L’autore ci propone un’aiuola di fiori costituita da bastoncini simili a fiammiferi, oggetti assai modesti che volta per volta possono essere sinonimo di fuoco distruttivo o, al contrario, di passioni unificanti.
Il paesaggio naturale è qui racchiuso in una grande cornice circolare costituita da pezzi di legno assemblati oltre i quali l’osservatore, o il semplice viandante, è chiamato a scrutare, ascoltare e interiorizzare lo spettacolo della natura.
L’opera indulge, per certi versi, al paesaggio, mostrando una bandiera diafana che a dieci metri di altezza garrisce al vento e si fonde con il cielo in un movimento flessuoso e impalpabile.

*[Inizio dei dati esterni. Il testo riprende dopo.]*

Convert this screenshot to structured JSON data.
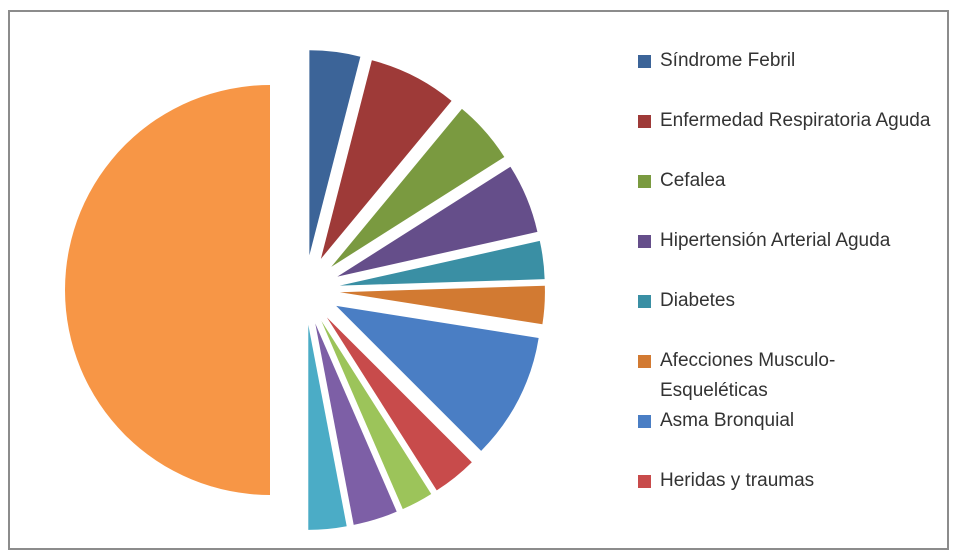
{
  "chart_data": {
    "type": "pie",
    "categories": [
      "Síndrome Febril",
      "Enfermedad Respiratoria Aguda",
      "Cefalea",
      "Hipertensión Arterial Aguda",
      "Diabetes",
      "Afecciones Musculo-Esqueléticas",
      "Asma Bronquial",
      "Heridas y traumas",
      null,
      null,
      null,
      null
    ],
    "values": [
      4,
      7,
      5,
      5.5,
      3,
      3,
      10,
      3.5,
      2.5,
      3.5,
      3,
      50
    ],
    "colors": [
      "#3c6498",
      "#9e3a38",
      "#7a9a40",
      "#654e8a",
      "#3a8fa4",
      "#d27a32",
      "#4a7ec4",
      "#c84b4b",
      "#9cc45a",
      "#7d5fa6",
      "#4bacc6",
      "#f79646"
    ],
    "legend": "right"
  }
}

E’ la trasparenza dei materiali che caratterizza questa scultura, volta a evidenziare l’unione tra acqua e aria attraverso superfici sinuose sulle quali si riflettono le prospettive inaspettate dell’orizzonte naturale.
L’autrice dispone sul terreno grandi coni di rame che fanno risuonare il suono del vento in un dialogo misterioso e privilegiato con l’ambiente, dove la natura diventa intensa armonia sonora.
In questo lavoro l’autore vuole cogliere particolari sonori della natura attraverso una struttura sottile, tutta giocata sull’equilibrio delle forme, in cui una lastra metallica mossa dal vento emette suoni affascinanti, dagli echi remoti.
L’acqua e le cave di marmo di Carrara sono beni da salvaguardare ed è per questo che l’autore ha scelto di realizzare quest’opera marmorea, raffigurante un cuscino nel cui incavo potranno posarsi sia l’acqua sia una testa umana, ove albergano sensibilità e intelligenza.
L’opera rappresenta una stalagmite fatta di volti umani e di altre presenze inquietanti dove memoria e ricordo si rispecchiano in un conflitto continuo, eterno e inesorabile.
Riscoprire l’identità originaria dell’Idroscalo di Milano è uno degli intenti di quest’opera, dove due galleggianti ormeggiati sulla riva invitano a riflettere sull’abbandono desolante o sul ricordo persistente di luoghi a noi familiari.
La grande “X” di cui si compone questo lavoro rimanda all’atavico tentativo, da parte dell’uomo, di scoprire la propria origine e il proprio destino. L’utilizzo del marmo, materiale notoriamente resistente e longevo, è un’allusione al carattere eterno di tali questioni.
L’autrice allude qui al ciclo vitale degli esseri viventi attraverso una forma scultorea, soggetta agli agenti atmosferici, che riflette i suoi pensieri sul passare del tempo, sul mutare continuo delle cose e sulla loro caducità.
Ispirato alle mappe virtuali fornite da Google maps, questo lavoro coglie l’elemento acqua in una condizione di artificiale immobilità e ondosità riportandoci alla dimensione virtuale sempre più diffusa nella nostra società e nel nostro modo di percepire la realtà.
Si tratta di un’opera sensibile ai valori ambientali che riproduce l’acqua su una stampa fotografica delimitata da un contenitore metallico nel quale sembra risuonare, a oltre cinquant’anni di distanza, la celebre installazione di Pino Pascali 32 mq di mare circa.
Scultura quadrangolare di gesso bianco all’interno della quale entrano in gioco sporgenze, cavità, sinuosità e forme in tensione, quest’opera appare come un concentrato di energie che evoca le forze contrastanti e imprevedibili presenti nella natura.
Con l’installazione di un cartello segnaletico raffigurante la presenza di conigli l’autore vuole sperimentare, tra il serio e il faceto, la reazione del viandante davanti alla segnalazione di un improvviso cambiamento di presenze e di confini.